Why is it the mother-in-law jokes are almost their own genre?

"Doctor," he said sadly, "I'm afraid I'm going to have to ask you to cut off my dog's tail." The vet stepped back, "Bert, why should I do such a terrible thing?" "Because my mother-in-law's arriving tomorrow, and I don't want anything to make her think she's welcome." 


Do you have a moped you're looking to trade? Well, you're in luck, because this person will exchange it straight up for...

50 totally awesome unwrapped adult movie DVDs.

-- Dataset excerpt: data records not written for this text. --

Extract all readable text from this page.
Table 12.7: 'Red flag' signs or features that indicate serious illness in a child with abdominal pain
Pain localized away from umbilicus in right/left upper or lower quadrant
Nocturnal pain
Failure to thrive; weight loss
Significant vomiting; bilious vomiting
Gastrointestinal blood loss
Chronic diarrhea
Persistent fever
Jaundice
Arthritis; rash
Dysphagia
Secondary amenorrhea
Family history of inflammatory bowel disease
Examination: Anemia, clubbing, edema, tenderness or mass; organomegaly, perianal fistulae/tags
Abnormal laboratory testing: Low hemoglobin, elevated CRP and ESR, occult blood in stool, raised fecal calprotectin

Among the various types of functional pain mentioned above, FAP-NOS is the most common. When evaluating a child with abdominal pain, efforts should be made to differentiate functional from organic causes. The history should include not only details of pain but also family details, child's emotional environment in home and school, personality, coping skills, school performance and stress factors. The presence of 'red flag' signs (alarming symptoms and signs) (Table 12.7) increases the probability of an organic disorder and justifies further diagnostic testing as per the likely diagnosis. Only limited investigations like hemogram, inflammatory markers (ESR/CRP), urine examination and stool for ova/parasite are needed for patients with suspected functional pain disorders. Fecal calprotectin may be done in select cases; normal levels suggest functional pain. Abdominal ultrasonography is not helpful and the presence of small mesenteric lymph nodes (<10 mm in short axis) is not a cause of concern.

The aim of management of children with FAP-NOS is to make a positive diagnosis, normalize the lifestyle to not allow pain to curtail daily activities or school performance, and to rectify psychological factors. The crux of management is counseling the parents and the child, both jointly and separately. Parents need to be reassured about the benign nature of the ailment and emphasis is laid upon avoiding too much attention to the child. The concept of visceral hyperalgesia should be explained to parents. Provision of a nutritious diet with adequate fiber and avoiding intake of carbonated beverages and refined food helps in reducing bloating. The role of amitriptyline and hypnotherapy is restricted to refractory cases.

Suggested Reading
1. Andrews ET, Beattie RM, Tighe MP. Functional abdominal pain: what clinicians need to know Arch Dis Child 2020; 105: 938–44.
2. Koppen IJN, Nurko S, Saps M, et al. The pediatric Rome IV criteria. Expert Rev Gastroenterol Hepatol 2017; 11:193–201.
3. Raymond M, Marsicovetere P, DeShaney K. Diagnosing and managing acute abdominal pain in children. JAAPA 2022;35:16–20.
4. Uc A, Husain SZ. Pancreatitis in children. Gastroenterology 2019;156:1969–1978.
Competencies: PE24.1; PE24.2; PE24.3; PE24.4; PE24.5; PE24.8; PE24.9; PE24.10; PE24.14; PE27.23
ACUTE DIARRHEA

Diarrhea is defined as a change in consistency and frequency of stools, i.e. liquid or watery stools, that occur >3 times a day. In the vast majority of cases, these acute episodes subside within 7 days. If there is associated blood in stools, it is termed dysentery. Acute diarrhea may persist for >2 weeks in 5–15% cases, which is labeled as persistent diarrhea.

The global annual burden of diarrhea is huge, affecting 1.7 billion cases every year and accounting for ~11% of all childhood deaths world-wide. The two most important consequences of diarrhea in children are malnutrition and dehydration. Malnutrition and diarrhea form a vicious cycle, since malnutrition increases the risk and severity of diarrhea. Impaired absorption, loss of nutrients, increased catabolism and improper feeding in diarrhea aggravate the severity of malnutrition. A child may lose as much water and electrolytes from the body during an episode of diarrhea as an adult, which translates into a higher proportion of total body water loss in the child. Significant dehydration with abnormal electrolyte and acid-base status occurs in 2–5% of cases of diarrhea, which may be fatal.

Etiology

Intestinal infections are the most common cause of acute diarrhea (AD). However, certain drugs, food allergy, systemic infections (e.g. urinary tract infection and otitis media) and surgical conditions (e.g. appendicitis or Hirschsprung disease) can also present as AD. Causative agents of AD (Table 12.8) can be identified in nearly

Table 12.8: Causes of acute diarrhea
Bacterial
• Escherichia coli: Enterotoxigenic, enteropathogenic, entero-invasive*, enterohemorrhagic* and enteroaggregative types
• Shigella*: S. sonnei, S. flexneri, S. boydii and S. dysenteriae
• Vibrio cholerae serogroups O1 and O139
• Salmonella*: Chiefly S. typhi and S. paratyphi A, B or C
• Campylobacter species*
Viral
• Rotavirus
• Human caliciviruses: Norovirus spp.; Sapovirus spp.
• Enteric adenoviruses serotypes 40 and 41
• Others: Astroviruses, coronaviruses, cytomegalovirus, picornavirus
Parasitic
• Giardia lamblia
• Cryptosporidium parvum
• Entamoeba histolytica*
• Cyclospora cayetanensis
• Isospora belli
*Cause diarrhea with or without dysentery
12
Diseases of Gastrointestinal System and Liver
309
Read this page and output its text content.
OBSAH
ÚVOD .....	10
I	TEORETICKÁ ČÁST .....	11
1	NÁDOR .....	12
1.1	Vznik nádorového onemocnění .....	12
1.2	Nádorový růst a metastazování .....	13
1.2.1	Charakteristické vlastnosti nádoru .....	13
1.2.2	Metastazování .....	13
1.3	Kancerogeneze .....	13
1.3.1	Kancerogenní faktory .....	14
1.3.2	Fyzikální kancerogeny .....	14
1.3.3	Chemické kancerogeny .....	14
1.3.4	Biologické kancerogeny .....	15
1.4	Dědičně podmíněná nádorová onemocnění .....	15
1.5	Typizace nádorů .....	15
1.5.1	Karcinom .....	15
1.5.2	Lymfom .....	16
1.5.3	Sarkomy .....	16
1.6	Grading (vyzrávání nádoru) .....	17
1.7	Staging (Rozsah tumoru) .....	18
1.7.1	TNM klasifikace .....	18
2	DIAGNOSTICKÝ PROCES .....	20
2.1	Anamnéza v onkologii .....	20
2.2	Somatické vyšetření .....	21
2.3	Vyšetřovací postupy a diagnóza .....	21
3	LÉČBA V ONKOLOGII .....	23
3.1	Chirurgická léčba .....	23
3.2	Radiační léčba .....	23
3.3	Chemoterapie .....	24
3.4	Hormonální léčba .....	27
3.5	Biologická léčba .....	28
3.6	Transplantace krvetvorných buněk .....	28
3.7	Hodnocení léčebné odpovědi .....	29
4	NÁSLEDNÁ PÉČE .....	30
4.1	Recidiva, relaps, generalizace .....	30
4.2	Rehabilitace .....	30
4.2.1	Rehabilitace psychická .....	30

Don't worry, the link is work safe. He or she also will accept game systems or televisions, among other things. 

Lost and Found

In this week's lost and found:

If you want your pet to be immortalized in a drawing

Check this person out.

Speaking of pets, OMG!

Custom Built Cat Furniture 

Able to smile?

Female Model Needed

Need a female to pose as my girlfriend in 1 picture with my arm around you. Must be very attractive and able to smile.

I'm assuming this is sarcastic.

To the band that plays from 2nd story of a house (S. Clinton St.)

Is there any way you guys could turn it up? Cuz you guys ROCK! 

I am seriously tempted by this stein. If I buy it I'm pretty sure I'm never drinking out of anything else.

Collectors! Terminator 2 3-D stein

From the category of Jobs I Have Never Heard Of Before:

Head Lice Removal Specialist (Iowa City and surrounding areas)

Lice KnowingYou, Inc. is looking for a head lice removal specialist/s to join our growing family. This is a mobile position and the person/s hired will be doing in-home head lice treatment and removal as well as conducting head lice checks and other duties reasonably required for this job including, but not limited to marketing and educational presentations. Applicants must have an outgoing personality and the ability to interact with often very stressed out people.